The dividend payout ratio is a critical metric for assessing dividend sustainability. Johnson & Johnson's payout ratio stands at 0.47, suggesting a balanced approach between distributing earnings as dividends and retaining funds for future growth. The company's profitability rank is 8 out of 10, reflecting strong earnings capabilities, bolstered by consistent positive net income over the past decade.

Growth Metrics: The Future Outlook

Johnson & Johnson's growth rank is also 8 out of 10, indicating robust growth prospects. However, its 3-year revenue growth rate of 2.50% slightly lags behind 62.87% of global competitors. The 3-year EPS growth rate of 21.10% also trails 35.4% of global peers. Additionally, the 5-year EBITDA growth rate of 9.80% is lower than 50.57% of global competitors, suggesting mixed performance in growth metrics.

Conclusion: Evaluating Johnson & Johnson's Dividend Prospects

Johnson & Johnson's dividends are supported by a strong payout ratio, consistent profitability, and a history of dividend growth.
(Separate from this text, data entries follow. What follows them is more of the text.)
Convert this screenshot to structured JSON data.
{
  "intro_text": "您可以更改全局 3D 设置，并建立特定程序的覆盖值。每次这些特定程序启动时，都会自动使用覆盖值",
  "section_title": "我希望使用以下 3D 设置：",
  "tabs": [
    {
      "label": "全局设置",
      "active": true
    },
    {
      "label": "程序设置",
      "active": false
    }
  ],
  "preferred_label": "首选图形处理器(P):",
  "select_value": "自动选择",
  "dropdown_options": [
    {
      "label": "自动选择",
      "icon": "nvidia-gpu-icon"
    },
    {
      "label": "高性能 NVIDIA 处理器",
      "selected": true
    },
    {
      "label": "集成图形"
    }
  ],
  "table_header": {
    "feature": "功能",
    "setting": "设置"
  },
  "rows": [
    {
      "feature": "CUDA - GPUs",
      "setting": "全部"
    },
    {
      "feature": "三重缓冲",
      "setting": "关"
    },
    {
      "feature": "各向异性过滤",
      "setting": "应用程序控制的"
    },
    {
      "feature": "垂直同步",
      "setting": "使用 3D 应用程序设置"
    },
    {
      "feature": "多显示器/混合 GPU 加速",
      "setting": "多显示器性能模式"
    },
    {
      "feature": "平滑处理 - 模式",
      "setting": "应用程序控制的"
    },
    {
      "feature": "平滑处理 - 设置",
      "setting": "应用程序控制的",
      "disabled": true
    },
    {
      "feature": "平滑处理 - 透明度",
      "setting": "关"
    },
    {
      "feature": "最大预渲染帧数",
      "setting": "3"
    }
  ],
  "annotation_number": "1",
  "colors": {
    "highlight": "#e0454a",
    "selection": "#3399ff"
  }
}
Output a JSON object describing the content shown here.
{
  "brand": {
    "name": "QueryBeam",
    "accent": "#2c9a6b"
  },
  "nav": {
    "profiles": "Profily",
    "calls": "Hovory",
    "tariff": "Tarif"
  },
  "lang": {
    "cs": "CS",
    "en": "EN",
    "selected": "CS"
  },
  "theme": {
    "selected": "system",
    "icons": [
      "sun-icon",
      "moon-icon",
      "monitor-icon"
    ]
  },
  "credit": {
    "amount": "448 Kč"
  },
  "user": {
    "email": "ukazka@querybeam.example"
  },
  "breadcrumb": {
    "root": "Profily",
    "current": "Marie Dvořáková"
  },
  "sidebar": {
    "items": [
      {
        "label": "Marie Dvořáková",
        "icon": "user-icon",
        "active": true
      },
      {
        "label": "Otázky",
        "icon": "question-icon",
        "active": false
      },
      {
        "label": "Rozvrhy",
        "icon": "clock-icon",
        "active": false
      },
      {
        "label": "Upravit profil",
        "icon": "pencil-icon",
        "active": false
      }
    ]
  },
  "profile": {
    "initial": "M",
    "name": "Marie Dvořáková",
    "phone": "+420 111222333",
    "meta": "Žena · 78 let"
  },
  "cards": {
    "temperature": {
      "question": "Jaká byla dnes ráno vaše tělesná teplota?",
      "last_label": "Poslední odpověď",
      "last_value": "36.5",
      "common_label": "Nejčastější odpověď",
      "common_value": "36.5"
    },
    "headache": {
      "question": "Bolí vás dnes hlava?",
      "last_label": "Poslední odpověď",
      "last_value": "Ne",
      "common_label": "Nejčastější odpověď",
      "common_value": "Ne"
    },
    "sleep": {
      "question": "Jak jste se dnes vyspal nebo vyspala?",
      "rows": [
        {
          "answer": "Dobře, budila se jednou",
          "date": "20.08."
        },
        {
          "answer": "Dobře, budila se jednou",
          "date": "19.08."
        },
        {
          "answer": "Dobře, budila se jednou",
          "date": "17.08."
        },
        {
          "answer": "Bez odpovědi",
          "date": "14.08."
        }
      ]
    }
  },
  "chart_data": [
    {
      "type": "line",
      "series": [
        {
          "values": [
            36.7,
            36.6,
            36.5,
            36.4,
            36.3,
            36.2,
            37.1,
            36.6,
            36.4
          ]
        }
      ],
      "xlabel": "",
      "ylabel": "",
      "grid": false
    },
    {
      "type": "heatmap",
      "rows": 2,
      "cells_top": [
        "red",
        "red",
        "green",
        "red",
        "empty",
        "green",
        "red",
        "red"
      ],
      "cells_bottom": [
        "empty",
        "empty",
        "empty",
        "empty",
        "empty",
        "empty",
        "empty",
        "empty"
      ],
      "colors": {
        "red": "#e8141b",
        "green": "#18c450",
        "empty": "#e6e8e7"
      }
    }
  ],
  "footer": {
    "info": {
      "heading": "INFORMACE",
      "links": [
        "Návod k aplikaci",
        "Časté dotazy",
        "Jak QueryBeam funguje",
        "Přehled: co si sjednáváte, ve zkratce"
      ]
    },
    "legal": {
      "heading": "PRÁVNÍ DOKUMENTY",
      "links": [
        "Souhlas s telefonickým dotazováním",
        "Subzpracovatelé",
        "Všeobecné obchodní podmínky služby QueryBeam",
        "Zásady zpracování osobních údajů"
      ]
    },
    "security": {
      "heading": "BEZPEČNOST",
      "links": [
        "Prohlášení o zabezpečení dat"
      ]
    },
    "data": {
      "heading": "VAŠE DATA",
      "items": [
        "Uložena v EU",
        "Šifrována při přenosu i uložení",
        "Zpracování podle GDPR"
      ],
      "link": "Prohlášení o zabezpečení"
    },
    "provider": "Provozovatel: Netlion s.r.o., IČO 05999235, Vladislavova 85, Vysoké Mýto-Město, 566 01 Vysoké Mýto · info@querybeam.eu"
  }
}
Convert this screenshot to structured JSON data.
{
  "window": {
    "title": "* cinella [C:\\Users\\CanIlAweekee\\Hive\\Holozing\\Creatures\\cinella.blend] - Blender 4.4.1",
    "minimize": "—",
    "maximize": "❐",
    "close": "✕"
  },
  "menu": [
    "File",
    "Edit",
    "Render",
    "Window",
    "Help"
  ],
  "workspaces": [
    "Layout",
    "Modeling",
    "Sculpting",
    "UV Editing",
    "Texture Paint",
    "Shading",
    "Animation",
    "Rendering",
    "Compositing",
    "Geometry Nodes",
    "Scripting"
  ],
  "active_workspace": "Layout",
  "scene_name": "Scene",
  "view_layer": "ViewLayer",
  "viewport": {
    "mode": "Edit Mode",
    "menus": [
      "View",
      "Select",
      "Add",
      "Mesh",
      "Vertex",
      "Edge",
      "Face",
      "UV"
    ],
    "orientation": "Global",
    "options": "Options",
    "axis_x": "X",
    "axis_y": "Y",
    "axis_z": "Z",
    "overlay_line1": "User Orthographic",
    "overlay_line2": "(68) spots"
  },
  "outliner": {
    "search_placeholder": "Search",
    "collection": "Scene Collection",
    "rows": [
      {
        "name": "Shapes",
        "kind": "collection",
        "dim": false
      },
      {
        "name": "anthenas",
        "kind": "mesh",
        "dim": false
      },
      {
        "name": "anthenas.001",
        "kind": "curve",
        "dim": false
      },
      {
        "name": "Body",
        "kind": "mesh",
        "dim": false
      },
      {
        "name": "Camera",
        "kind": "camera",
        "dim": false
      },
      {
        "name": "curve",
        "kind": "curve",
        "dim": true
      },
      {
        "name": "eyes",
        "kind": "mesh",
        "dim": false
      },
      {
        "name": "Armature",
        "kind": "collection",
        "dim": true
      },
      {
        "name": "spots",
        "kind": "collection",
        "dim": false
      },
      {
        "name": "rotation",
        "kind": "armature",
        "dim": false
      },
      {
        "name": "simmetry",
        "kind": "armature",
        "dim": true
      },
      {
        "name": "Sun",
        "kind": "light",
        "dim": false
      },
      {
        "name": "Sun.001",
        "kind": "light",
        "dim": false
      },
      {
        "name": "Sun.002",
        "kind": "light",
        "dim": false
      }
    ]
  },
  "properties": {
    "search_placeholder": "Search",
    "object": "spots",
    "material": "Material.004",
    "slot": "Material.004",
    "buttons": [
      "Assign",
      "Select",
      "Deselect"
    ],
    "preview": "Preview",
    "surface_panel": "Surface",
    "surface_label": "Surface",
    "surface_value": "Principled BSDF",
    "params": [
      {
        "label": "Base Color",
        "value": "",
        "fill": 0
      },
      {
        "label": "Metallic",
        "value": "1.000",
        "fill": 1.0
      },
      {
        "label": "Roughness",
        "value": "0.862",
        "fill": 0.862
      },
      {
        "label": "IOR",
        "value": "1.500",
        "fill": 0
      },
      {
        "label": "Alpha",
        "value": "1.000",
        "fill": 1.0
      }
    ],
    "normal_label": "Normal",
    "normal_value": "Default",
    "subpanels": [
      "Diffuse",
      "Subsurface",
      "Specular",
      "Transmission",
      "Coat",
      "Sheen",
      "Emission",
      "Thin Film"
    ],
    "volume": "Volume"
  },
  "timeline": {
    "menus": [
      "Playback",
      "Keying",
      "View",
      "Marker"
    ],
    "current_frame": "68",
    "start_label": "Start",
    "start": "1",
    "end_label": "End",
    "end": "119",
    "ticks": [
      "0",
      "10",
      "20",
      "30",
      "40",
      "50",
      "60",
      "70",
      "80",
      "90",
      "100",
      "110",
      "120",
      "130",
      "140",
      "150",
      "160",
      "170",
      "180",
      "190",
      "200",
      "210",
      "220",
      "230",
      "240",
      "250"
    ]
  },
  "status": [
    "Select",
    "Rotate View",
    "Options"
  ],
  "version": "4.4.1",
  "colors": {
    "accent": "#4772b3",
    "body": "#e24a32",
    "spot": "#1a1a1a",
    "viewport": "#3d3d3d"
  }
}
While some growth metrics show areas for improvement, the overall financial health of the company supports the ongoing payment and potential increase of dividends. For investors seeking dividend-paying stocks, Johnson & Johnson remains a compelling candidate. For further exploration of high-dividend yield opportunities, consider using the High Dividend Yield Screener available to GuruFocus Premium users.

This article, generated by GuruFocus, is designed to provide general insights and is not tailored financial advice. Our commentary is rooted in historical data and analyst projections, utilizing an impartial methodology, and is not intended to serve as specific investment guidance. It does not formulate a recommendation to purchase or divest any stock and does not consider individual investment objectives or financial circumstances. Our objective is to deliver long-term, fundamental data-driven analysis. Be aware that our analysis might not incorporate the most recent, price-sensitive company announcements or qualitative information. GuruFocus holds no position in the stocks mentioned herein.

Disclosures

I/We may personally own shares in some of the companies mentioned above. However, those positions are not material to either the company or to my/our portfolios.